S’il faut chercher des modèles littéraires à Jean-René Huguenin, on ne s’étonnera pas de les trouver du côté de Julien Gracq. Ce dernier avait été le professeur du jeune homme au lycée Claude-Bernard, et il y a, entre le Château d’Argol et La Côte sauvage, une parenté évidente – on n’oubliera pas que le maître consacra à l’élève des pages élogieuses dans ses fameuses Lettrines. Plus inattendue est l’admiration du jeune romancier pour Hemingway, qu’il rencontre un soir d’octobre 1959 : coup de foudre réciproque, télescopage sans suite de deux légendes littéraires.
« Huguenin, conclut Jérôme Michel à propos des influences littéraire qu’aurait pu revendiquer l’écrivain, choisissait la permanence du style, la prééminence de la métaphysique sur la technique, l’éternel roman sur le Nouveau Roman devenu vieux… » Bernanos, Mauriac, Gracq, Hemingway sont autant de références qui, aux yeux du jeune homme, soulignent la vanité d’un projet comme celui du Nouveau Roman.
Et l’aventure qui le conduit à fonder Tel Quel avec Jean-Edern Hallier et Philippe Sollers semble des plus étonnantes : ces trois-là se sont connus au lycée, se sont appréciés dans l’amitié et les rivalités, mais c’est sans doute là leur seul point commun. Tel Quel se positionne d’emblée en réaction aux errances de la littérature engagée ou au droitisme des Hussards, affirmant la primauté de l’esthétique et de la littérature sur les idéologies. Très vite, Huguenin se désintéresse du projet et accepte l’exclusion avec soulagement.

« Les jeunes morts donnent à la mort un éclat insoutenable »

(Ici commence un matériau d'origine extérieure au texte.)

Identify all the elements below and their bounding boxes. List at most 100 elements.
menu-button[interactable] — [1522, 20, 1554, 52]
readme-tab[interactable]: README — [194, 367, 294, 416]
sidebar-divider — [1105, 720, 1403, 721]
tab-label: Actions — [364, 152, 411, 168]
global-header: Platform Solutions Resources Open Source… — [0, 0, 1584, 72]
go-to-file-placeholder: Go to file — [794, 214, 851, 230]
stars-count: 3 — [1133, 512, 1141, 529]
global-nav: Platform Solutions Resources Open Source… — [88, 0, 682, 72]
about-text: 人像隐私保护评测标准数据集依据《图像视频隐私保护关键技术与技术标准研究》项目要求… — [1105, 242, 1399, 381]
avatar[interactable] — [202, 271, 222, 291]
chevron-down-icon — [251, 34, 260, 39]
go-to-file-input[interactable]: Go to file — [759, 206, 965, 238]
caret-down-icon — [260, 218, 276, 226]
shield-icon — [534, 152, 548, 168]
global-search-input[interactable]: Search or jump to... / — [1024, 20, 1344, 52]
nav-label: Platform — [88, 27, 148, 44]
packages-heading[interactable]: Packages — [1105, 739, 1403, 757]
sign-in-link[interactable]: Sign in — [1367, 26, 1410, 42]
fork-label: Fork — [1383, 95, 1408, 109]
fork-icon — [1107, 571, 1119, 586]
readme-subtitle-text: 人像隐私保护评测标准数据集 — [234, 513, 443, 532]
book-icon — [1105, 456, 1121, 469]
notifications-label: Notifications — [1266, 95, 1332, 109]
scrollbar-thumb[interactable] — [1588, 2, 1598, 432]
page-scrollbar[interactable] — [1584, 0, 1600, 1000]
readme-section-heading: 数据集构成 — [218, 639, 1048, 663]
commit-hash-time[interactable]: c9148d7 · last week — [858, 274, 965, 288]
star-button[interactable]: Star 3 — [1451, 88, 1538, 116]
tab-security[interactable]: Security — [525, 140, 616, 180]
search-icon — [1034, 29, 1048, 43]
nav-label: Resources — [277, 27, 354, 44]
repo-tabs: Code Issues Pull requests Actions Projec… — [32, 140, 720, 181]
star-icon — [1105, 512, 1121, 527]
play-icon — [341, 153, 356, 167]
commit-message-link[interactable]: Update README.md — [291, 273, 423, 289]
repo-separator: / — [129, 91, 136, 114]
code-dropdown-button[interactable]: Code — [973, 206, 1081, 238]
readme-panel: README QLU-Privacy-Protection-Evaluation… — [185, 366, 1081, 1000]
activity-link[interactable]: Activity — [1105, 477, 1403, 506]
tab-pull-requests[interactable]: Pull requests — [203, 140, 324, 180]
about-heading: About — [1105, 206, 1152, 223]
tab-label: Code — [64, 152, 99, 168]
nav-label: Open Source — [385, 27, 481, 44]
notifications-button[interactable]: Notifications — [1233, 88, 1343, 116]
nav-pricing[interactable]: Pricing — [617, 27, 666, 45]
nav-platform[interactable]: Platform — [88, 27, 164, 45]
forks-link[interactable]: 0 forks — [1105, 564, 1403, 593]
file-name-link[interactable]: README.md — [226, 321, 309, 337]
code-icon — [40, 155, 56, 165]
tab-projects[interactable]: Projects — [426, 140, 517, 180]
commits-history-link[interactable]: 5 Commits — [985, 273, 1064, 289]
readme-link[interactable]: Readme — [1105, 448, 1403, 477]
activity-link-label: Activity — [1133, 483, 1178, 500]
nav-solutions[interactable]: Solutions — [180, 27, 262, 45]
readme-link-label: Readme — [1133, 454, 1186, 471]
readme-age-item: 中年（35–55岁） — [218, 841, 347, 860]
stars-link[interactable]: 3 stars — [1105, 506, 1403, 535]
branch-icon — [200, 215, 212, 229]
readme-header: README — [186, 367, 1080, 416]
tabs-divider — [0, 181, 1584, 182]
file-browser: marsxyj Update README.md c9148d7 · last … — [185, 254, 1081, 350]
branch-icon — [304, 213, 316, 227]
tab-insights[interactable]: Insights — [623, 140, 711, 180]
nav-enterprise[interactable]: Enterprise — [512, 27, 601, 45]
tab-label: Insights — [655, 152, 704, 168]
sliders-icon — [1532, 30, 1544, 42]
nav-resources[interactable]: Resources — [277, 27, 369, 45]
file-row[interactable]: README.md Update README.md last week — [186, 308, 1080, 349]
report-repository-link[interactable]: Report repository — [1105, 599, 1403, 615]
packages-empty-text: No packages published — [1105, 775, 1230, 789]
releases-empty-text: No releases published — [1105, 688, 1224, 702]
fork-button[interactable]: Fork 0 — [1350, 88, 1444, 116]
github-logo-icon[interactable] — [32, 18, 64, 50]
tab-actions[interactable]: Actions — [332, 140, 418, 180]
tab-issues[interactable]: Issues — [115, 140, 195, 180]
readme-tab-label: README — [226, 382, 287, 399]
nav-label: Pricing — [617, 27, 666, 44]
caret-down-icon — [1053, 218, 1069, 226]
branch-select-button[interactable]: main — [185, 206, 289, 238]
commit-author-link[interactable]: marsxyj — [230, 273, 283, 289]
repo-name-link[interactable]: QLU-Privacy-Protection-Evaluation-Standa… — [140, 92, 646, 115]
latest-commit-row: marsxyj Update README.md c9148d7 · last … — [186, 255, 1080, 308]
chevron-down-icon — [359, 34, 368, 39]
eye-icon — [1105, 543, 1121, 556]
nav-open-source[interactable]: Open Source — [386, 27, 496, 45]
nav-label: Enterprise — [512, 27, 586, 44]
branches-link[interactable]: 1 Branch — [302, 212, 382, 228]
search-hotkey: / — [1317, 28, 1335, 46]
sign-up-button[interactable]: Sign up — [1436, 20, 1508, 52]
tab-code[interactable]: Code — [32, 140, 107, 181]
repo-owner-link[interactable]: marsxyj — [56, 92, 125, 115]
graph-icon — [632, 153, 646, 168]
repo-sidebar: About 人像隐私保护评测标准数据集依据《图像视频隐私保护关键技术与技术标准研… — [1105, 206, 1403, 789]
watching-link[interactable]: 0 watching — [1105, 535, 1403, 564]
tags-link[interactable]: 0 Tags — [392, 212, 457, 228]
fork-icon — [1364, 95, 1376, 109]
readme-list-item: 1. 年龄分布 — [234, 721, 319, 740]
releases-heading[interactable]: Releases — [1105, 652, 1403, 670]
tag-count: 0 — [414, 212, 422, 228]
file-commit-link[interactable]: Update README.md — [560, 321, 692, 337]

Comme toutes les célébrités disparues dans la fleur de l’âge, l’image de Jean-René Huguenin est auréolée de cette mort prématurée. « Les jeunes morts, écrit Jérôme Michel, donnent à la mort un éclat insoutenable », faisant « honte à ceux qui restent, à la pauvre vie qu’ils bricolent sans mode d’emploi. » Serait-ce à cette légende que Huguenin doit d’avoir survécu ? Son œuvre est mince mais entêtante, et semble se transmettre quasi confidentiellement d’une génération à l’autre. La Côte sauvage n’est pas un roman parfait, mais il a la force des œuvres de jeunesse qui tirent leur puissance d’un idéalisme sans concession puisé aux sources d’un rêve d’absolu.
L’essai de Jérôme Michel est à la hauteur de son sujet, élégant, profond, fluide, parfois un peu abrupt – on déplorera, dans ce livre consacré à la jeunesse éternelle, une vision pessimiste de la jeunesse actuelle qu’il est un peu facile de réduire à la fascination pour les objets de consommation que nous, ses aînés, lui avons placés entre les mains. Il existe encore bien des Jean-René Huguenin, et ce livre est fait pour eux, s’ils veulent bien pardonner à son auteur quelques préjugés fâcheux.

Stéphane Labbe

 

• Jérôme Michel, « Un jeune mort d’autrefois – Tombeau de Jean-René Huguenin », Éditions Pierre-Guillaume de Roux, 2013.